I've often heard the drum-electronics-and-voice stylings of local duo Dat'r referred to as dance music. But while the music is loop-based—and though I've witnessed the group transform a humble Southeast Portland backyard into the staging ground for a Rio-style baile funk explosion—"dance music" doesn't quite strike me as accurate. Rather, I think of Dat'r as a band that makes music to move fast to. This is music to listen to while being chased down alleys by gunmen, or while jumping across rapidly parting drawbridges and dodging rocket fire. Really, any action-movie scenario will do, provided velocity and a strong sense of physical peril are involved.

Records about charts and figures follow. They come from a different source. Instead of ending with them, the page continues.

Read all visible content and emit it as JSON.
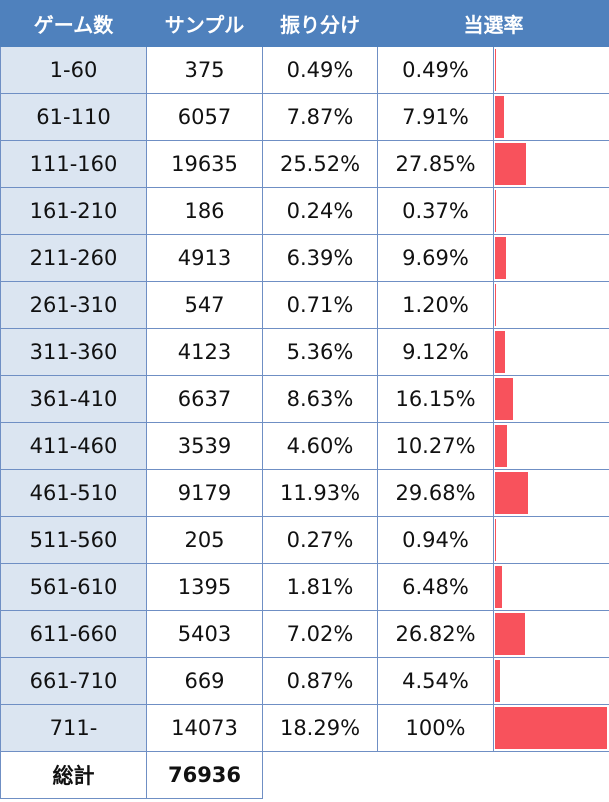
{
  "header": {
    "games": "ゲーム数",
    "samples": "サンプル",
    "allocation": "振り分け",
    "hit_rate": "当選率"
  },
  "rows": [
    {
      "range": "1-60",
      "samples": "375",
      "allocation": "0.49%",
      "hit_rate": "0.49%",
      "bar_fraction": 0.0049
    },
    {
      "range": "61-110",
      "samples": "6057",
      "allocation": "7.87%",
      "hit_rate": "7.91%",
      "bar_fraction": 0.0791
    },
    {
      "range": "111-160",
      "samples": "19635",
      "allocation": "25.52%",
      "hit_rate": "27.85%",
      "bar_fraction": 0.2785
    },
    {
      "range": "161-210",
      "samples": "186",
      "allocation": "0.24%",
      "hit_rate": "0.37%",
      "bar_fraction": 0.0037
    },
    {
      "range": "211-260",
      "samples": "4913",
      "allocation": "6.39%",
      "hit_rate": "9.69%",
      "bar_fraction": 0.0969
    },
    {
      "range": "261-310",
      "samples": "547",
      "allocation": "0.71%",
      "hit_rate": "1.20%",
      "bar_fraction": 0.012
    },
    {
      "range": "311-360",
      "samples": "4123",
      "allocation": "5.36%",
      "hit_rate": "9.12%",
      "bar_fraction": 0.0912
    },
    {
      "range": "361-410",
      "samples": "6637",
      "allocation": "8.63%",
      "hit_rate": "16.15%",
      "bar_fraction": 0.1615
    },
    {
      "range": "411-460",
      "samples": "3539",
      "allocation": "4.60%",
      "hit_rate": "10.27%",
      "bar_fraction": 0.1027
    },
    {
      "range": "461-510",
      "samples": "9179",
      "allocation": "11.93%",
      "hit_rate": "29.68%",
      "bar_fraction": 0.2968
    },
    {
      "range": "511-560",
      "samples": "205",
      "allocation": "0.27%",
      "hit_rate": "0.94%",
      "bar_fraction": 0.0094
    },
    {
      "range": "561-610",
      "samples": "1395",
      "allocation": "1.81%",
      "hit_rate": "6.48%",
      "bar_fraction": 0.0648
    },
    {
      "range": "611-660",
      "samples": "5403",
      "allocation": "7.02%",
      "hit_rate": "26.82%",
      "bar_fraction": 0.2682
    },
    {
      "range": "661-710",
      "samples": "669",
      "allocation": "0.87%",
      "hit_rate": "4.54%",
      "bar_fraction": 0.0454
    },
    {
      "range": "711-",
      "samples": "14073",
      "allocation": "18.29%",
      "hit_rate": "100%",
      "bar_fraction": 1.0
    }
  ],
  "total": {
    "label": "総計",
    "samples": "76936"
  },
  "colors": {
    "header_bg": "#4f81bd",
    "range_bg": "#dbe5f1",
    "bar": "#f8525c",
    "grid": "#6f8fc4"
  }
}
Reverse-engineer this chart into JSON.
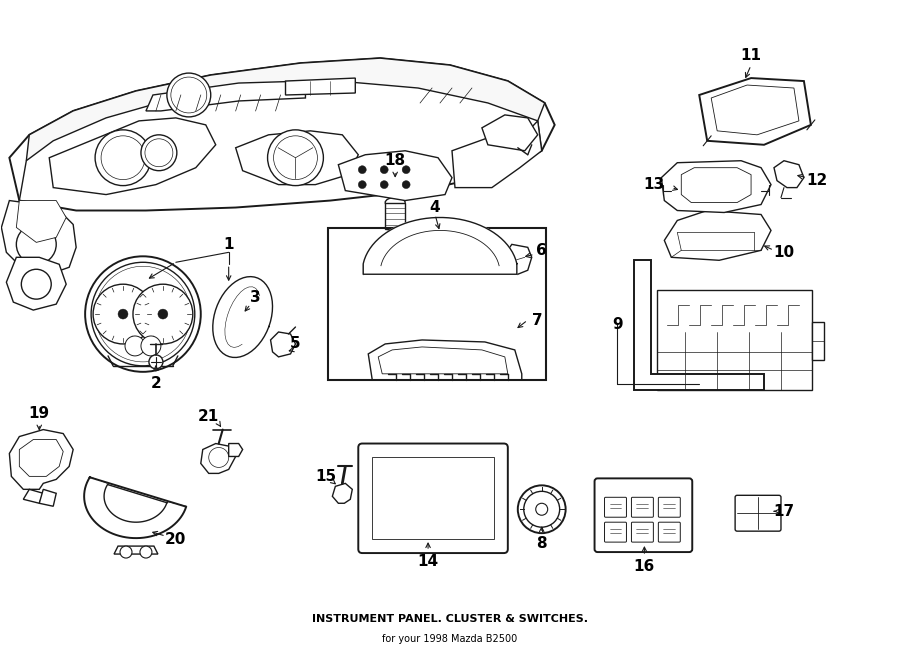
{
  "title": "INSTRUMENT PANEL. CLUSTER & SWITCHES.",
  "subtitle": "for your 1998 Mazda B2500",
  "bg_color": "#ffffff",
  "line_color": "#1a1a1a",
  "text_color": "#000000",
  "fig_width": 9.0,
  "fig_height": 6.62,
  "dpi": 100,
  "label_fontsize": 11,
  "title_fontsize": 8,
  "subtitle_fontsize": 7,
  "lw_main": 1.0,
  "lw_thin": 0.6,
  "lw_thick": 1.4
}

It's no surprise, then, that the gentlemen of Dat'r, Paul Alcott and Matt Dabrowiak, have amassed a fair bit of acclaim around town for their live shows since forming a few years ago. The common criticism of electronic music concerts as glorified karaoke does not apply here, as Alcott's timbale-tinged drumming, and Dabrowiak's yelping incantations—the rhythmic core of the band—are both in live, enthusiastic play. In spite of the lyrical darkness and musical sense of foreboding, Dat'r shows are playful affairs. The twosome have a great rapport with one another (they've been making music together for years as two-thirds of the indierock outfit Binary Dolls), playing the role of tag-team emcees with gusto, and notoriously controlling their guitar, bass, and who-knows-what samples in real-time with joysticks via a tailor-made computer program called Chickenbonez. The audience is brought into the fun(k) as well, invited to play along on an assortment of percussion instruments. In fact, Hush Records honcho, Chad Crouch, fell in love with the group while pounding the night away on a cowbell, a musical partnership culminating on Saturday, March 17, at Holocene in the release of Dat'r's (check it out: double apostrophes!) debut album, Turn Up the Ghosts.

The record is utterly relentless over the course of nine tracks and 43 minutes, and what it lacks in the way of the live band's joyousness, it makes up for with intensity and focus. It recalls mid-'90s electronica, as well as contemporary dance hybridizers MIA and !!!. Turn Up the Ghosts feels like experiencing an exorcism, complete with sensations of regret, struggle, repentance, and release. While a little worse for wear, you come out of it feeling cleansed, glad to have run the gauntlet, and ready to do so again as soon as you catch your breath.

If you're feeling particularly energetic, I also recommend Holocene on Thursday (March 15) for inscrutable vocal-manipulation maven OH's record-release party, and celebrating the third birthday of Portland's music-and-culture variety show Live Wire! at the Aladdin on Friday (March 16), with guests the Blow.